When graduates of Westwood High School’s class of 1968 gathered to celebrate their 50th reunion in October, they had a special treat that previous reunited classes didn’t: a meeting with the current WHS student body. The reunion organizers had asked co-advisors of the Student Council, Sally Patton and Heather Joyce, if they could arrange some tours of the middle school and high school. The advisors fulfilled that request and more.
“We were asked to pull something together for the class of ’68,” Patton said. “We asked the students what we should do, and they came up with the idea.”
That idea was actually two ideas: the first being a large welcome banner for the student body to sign. The second was to have current students give guided tours of the two schools.
For the banner, the Student Council found a spot in front of the cafeteria that all students would pass by on their way to and from lunch. In addition to signing their names, the students added little messages.
“They wrote things like ‘welcome back’ or ‘it’s been a while,’ and it made it that much more special,” Patton said.
In the end, she approximates that about 500 students – roughly half of the student body – signed the banner. They hung the banner outside the high school, so both the alumni and current students would see it.
“Everyone posed in front of it for a photo,” Patton noted. “It was great to see this cross generational group all together in one place.”
That photo opportunity came as part of the tours that the students provided.
When the class of 1968 graduated, it wasn’t from the current high school building, but rather one that had been demolished to build it. The Thurston Middle School, however, predates both of those buildings, and most of the reunion attendees had gone to school there. That’s why the alumni wanted to tour both the current high school and their old middle school.
“I had too many kids sign up,” she said. “It was amazing, but surprising, to get that response.”
With the two different schools on the tour, Patton said the current students played two different roles. On the Thurston tour, everyone could talk about shared experiences in that building, despite being about 50 years apart. But once the tour moved into the current high school, the students became the experts.
“They answered questions about their time in both schools,” she said. “But once in the new building, they talked about the purposes of all the different areas.”
The reunion organizers had asked WHS principal Sean Bevan for a simple tour of the buildings.

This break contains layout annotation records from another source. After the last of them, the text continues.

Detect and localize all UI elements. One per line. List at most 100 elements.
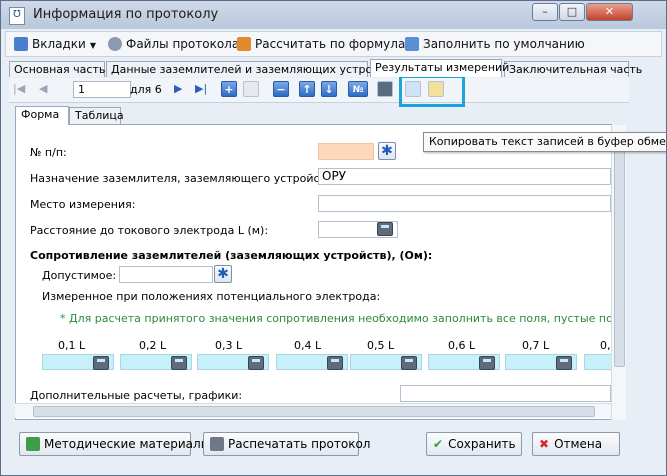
- delete-record-icon[interactable]: −: [273, 81, 289, 97]
- asterisk-icon[interactable]: ✱: [378, 142, 396, 160]
- paperclip-icon: [108, 37, 122, 51]
- toolbar: Вкладки ▼ Файлы протокола Рассчитать по ф…: [5, 31, 662, 57]
- asterisk-icon[interactable]: ✱: [214, 265, 232, 283]
- calculation-note: * Для расчета принятого значения сопроти…: [60, 312, 612, 325]
- position-field[interactable]: [120, 354, 192, 370]
- calculator-icon[interactable]: [401, 356, 417, 370]
- tab-conclusion[interactable]: Заключительная часть: [504, 61, 642, 77]
- tabs-menu-label: Вкладки: [32, 37, 86, 51]
- calculator-icon[interactable]: [93, 356, 109, 370]
- renumber-button[interactable]: №: [348, 81, 368, 97]
- calculator-icon[interactable]: [171, 356, 187, 370]
- book-icon: [26, 437, 40, 451]
- extra-field[interactable]: [400, 385, 611, 402]
- fill-default-button[interactable]: Заполнить по умолчанию: [405, 35, 585, 54]
- protocol-window: Ʊ Информация по протоколу – □ ✕ Вкладки ▼…: [0, 0, 667, 476]
- position-label: 0,5 L: [367, 339, 395, 352]
- position-field[interactable]: [42, 354, 114, 370]
- place-label: Место измерения:: [30, 198, 136, 211]
- print-button[interactable]: Распечатать протокол: [203, 432, 370, 456]
- grid-icon[interactable]: [377, 81, 393, 97]
- fill-icon: [405, 37, 419, 51]
- calculator-icon[interactable]: [556, 356, 572, 370]
- close-button[interactable]: ✕: [586, 3, 633, 21]
- tooltip: Копировать текст записей в буфер обмена: [423, 132, 666, 152]
- add-record-icon[interactable]: +: [221, 81, 237, 97]
- window-title: Информация по протоколу: [33, 7, 219, 22]
- position-label: 0,1 L: [58, 339, 86, 352]
- tabs-menu-button[interactable]: Вкладки ▼: [14, 35, 96, 54]
- subtab-form[interactable]: Форма: [15, 106, 69, 125]
- extra-label: Дополнительные расчеты, графики:: [30, 389, 243, 402]
- tab-main[interactable]: Основная часть: [9, 61, 105, 77]
- methodical-button[interactable]: Методические материалы: [19, 432, 210, 456]
- printer-icon: [210, 437, 224, 451]
- title-bar: Ʊ Информация по протоколу – □ ✕: [1, 1, 666, 29]
- allowed-label: Допустимое:: [42, 269, 117, 282]
- record-form: № п/п: ✱ Назначение заземлителя, заземля…: [15, 124, 612, 420]
- cancel-label: Отмена: [554, 437, 603, 451]
- position-field[interactable]: [350, 354, 422, 370]
- first-record-button[interactable]: |◀: [13, 82, 25, 95]
- move-up-icon[interactable]: ↑: [299, 81, 315, 97]
- scroll-thumb[interactable]: [614, 145, 625, 367]
- purpose-label: Назначение заземлителя, заземляющего уст…: [30, 172, 343, 185]
- print-label: Распечатать протокол: [228, 437, 371, 451]
- measured-label: Измеренное при положениях потенциального…: [42, 290, 381, 303]
- distance-label: Расстояние до токового электрода L (м):: [30, 224, 269, 237]
- next-record-button[interactable]: ▶: [174, 82, 182, 95]
- maximize-button[interactable]: □: [559, 3, 585, 21]
- purpose-field[interactable]: ОРУ: [318, 168, 611, 185]
- scroll-thumb[interactable]: [33, 406, 595, 417]
- cancel-button[interactable]: ✖ Отмена: [532, 432, 620, 456]
- calculator-icon[interactable]: [479, 356, 495, 370]
- checkmark-icon: ✔: [433, 437, 444, 451]
- position-label: 0,2 L: [139, 339, 167, 352]
- number-label: № п/п:: [30, 146, 67, 159]
- tabs-icon: [14, 37, 28, 51]
- position-label: 0,6 L: [448, 339, 476, 352]
- resistance-heading: Сопротивление заземлителей (заземляющих …: [30, 249, 433, 262]
- calculate-button[interactable]: Рассчитать по формулам: [237, 35, 414, 54]
- calculate-label: Рассчитать по формулам: [255, 37, 415, 51]
- calculator-icon[interactable]: [248, 356, 264, 370]
- prev-record-button[interactable]: ◀: [39, 82, 47, 95]
- app-icon: Ʊ: [9, 7, 25, 25]
- position-field[interactable]: [584, 354, 611, 370]
- methodical-label: Методические материалы: [44, 437, 211, 451]
- record-count-text: для 6: [130, 83, 162, 96]
- bottom-buttons: Методические материалы Распечатать прото…: [9, 427, 629, 467]
- tab-results[interactable]: Результаты измерений: [370, 59, 509, 77]
- position-label: 0,4 L: [294, 339, 322, 352]
- position-field[interactable]: [505, 354, 577, 370]
- cross-icon: ✖: [539, 437, 550, 451]
- save-button[interactable]: ✔ Сохранить: [426, 432, 522, 456]
- last-record-button[interactable]: ▶|: [195, 82, 207, 95]
- save-label: Сохранить: [448, 437, 516, 451]
- position-field[interactable]: [197, 354, 269, 370]
- move-down-icon[interactable]: ↓: [321, 81, 337, 97]
- copy-record-icon[interactable]: [243, 81, 259, 97]
- files-label: Файлы протокола: [126, 37, 240, 51]
- calculator-icon[interactable]: [377, 222, 393, 236]
- record-number-input[interactable]: 1: [73, 81, 131, 98]
- position-field[interactable]: [276, 354, 348, 370]
- position-label: 0,: [600, 339, 611, 352]
- calculator-icon[interactable]: [327, 356, 343, 370]
- allowed-field[interactable]: [119, 266, 213, 283]
- subtab-table[interactable]: Таблица: [69, 107, 124, 124]
- record-navigator: |◀ ◀ 1 для 6 ▶ ▶| + − ↑ ↓ №: [9, 78, 629, 103]
- calculate-icon: [237, 37, 251, 51]
- place-field[interactable]: [318, 195, 611, 212]
- number-field[interactable]: [318, 143, 374, 160]
- position-label: 0,7 L: [522, 339, 550, 352]
- files-button[interactable]: Файлы протокола: [108, 35, 239, 54]
- horizontal-scrollbar[interactable]: [15, 403, 611, 418]
- minimize-button[interactable]: –: [532, 3, 558, 21]
- vertical-scrollbar[interactable]: [611, 125, 626, 420]
- tab-grounding-data[interactable]: Данные заземлителей и заземляющих устрой…: [106, 61, 398, 77]
- position-label: 0,3 L: [215, 339, 243, 352]
- position-field[interactable]: [428, 354, 500, 370]
- highlight-box: [399, 75, 465, 107]
- fill-default-label: Заполнить по умолчанию: [423, 37, 585, 51]
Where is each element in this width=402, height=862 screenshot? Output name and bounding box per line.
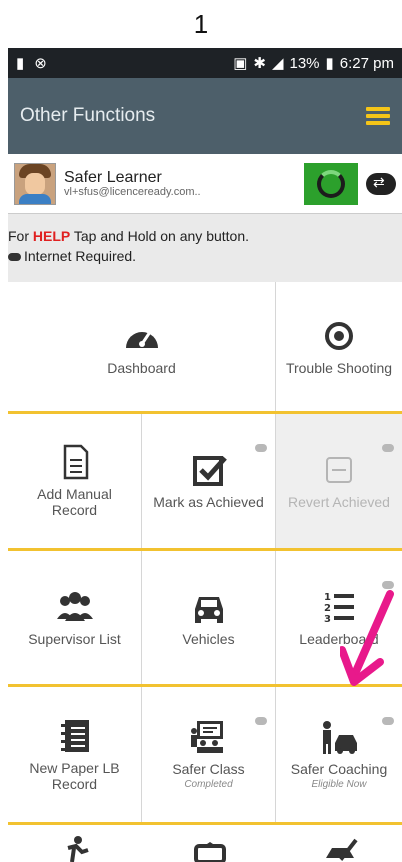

Patton noted that this presented a unique opportunity since the schools aren’t often involved in reunions.
“We wanted to do more than just open the doors to the schools,” Patton said. “We really wanted them to feel welcome.”
At the outset, the tours were intended to benefit the alumni, but in the end, Patton thinks the current students benefitted just as much. After the tours, she said students were really excited to talk about the alumni they had met.
“Some of these people are nearly 70 years old, but they all talked about their experiences. It was great,” said Patton.
With that in mind, Patton would like for this to be more than a one-time event. She hopes the alumni involved in future reunions will also want to come look at the schools and meet members of the student body.
“We had never done anything like this before, but the kids would love it if we could make it happen every year.”